The worst excesses of the Communist Party were nearly all committed when the People’s Republic of China was completely ostracised by both the United States and the Soviet Union and Taiwan held the Chinese seat at the UN. Conversely, the seismic shift that allowed China to become a partner we could do business with and a freer country at least by its own standards, were in part due to Nixon’s visit and the PRC’s recognition at the UN in 1972 and mainly due to the rise of Deng Xiaoping to party Chairman in 1976.

As in the former Soviet Union, the reality in China is very different to what some idealists in the media want to believe. Change comes from the top, not the bottom and evolution is extremely positive whereas revolution more often than not leads to disaster (look no further than Syria!).

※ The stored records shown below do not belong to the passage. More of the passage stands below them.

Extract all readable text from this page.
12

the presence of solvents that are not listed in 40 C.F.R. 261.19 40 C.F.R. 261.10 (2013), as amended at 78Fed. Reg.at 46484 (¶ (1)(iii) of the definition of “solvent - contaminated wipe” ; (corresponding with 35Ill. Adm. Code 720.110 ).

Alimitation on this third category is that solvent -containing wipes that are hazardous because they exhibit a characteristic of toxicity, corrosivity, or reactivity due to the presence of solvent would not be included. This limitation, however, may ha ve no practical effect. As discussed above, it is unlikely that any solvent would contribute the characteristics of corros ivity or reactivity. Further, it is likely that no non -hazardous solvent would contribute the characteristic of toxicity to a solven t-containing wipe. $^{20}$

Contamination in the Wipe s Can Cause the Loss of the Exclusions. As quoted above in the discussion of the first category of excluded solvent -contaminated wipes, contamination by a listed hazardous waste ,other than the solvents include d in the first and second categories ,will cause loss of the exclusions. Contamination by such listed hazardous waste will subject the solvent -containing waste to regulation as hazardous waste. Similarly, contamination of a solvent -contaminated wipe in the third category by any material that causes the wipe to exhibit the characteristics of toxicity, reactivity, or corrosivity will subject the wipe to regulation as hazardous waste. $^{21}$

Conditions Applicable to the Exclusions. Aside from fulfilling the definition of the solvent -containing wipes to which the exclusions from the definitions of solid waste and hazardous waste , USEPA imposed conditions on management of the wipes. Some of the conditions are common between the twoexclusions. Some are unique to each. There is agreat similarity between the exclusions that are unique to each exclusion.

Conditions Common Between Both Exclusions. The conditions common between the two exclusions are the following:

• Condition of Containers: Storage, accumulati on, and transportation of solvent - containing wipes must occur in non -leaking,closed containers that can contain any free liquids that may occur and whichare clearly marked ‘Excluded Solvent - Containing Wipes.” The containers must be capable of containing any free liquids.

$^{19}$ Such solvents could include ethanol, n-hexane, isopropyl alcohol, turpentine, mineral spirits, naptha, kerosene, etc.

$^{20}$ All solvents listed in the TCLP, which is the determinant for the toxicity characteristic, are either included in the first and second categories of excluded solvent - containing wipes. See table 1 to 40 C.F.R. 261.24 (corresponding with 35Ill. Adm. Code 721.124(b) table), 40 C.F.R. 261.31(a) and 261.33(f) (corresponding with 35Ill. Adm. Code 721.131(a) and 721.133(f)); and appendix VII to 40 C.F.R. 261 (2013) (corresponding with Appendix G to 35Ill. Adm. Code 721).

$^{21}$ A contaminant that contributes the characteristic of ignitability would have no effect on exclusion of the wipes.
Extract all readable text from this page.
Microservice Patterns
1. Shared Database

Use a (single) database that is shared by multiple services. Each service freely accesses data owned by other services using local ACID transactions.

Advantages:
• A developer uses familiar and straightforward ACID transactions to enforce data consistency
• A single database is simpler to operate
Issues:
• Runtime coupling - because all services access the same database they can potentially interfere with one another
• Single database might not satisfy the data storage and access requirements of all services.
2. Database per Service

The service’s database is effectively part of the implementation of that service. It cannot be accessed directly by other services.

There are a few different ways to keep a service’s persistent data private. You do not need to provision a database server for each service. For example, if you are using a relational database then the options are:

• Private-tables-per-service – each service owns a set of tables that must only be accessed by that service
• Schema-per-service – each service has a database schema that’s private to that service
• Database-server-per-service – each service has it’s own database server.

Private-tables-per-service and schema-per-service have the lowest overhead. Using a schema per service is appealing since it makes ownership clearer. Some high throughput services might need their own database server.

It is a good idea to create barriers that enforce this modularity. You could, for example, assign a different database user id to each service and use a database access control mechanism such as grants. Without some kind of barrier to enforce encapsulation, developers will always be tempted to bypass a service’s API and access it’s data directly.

The aim of the UK politically should be to do everything possible to ensure voices within the Communist Party supporting democracy and human rights are heard, rather than shouted down. The best way to do that is through economic and cultural cooperation. All sanctions, marginalisation and ridiculous labelling will ever achieve is a return to the old guard who believe the UK has a colonial vendetta against China and are happy to look to alternative and less judgemental markets for trade.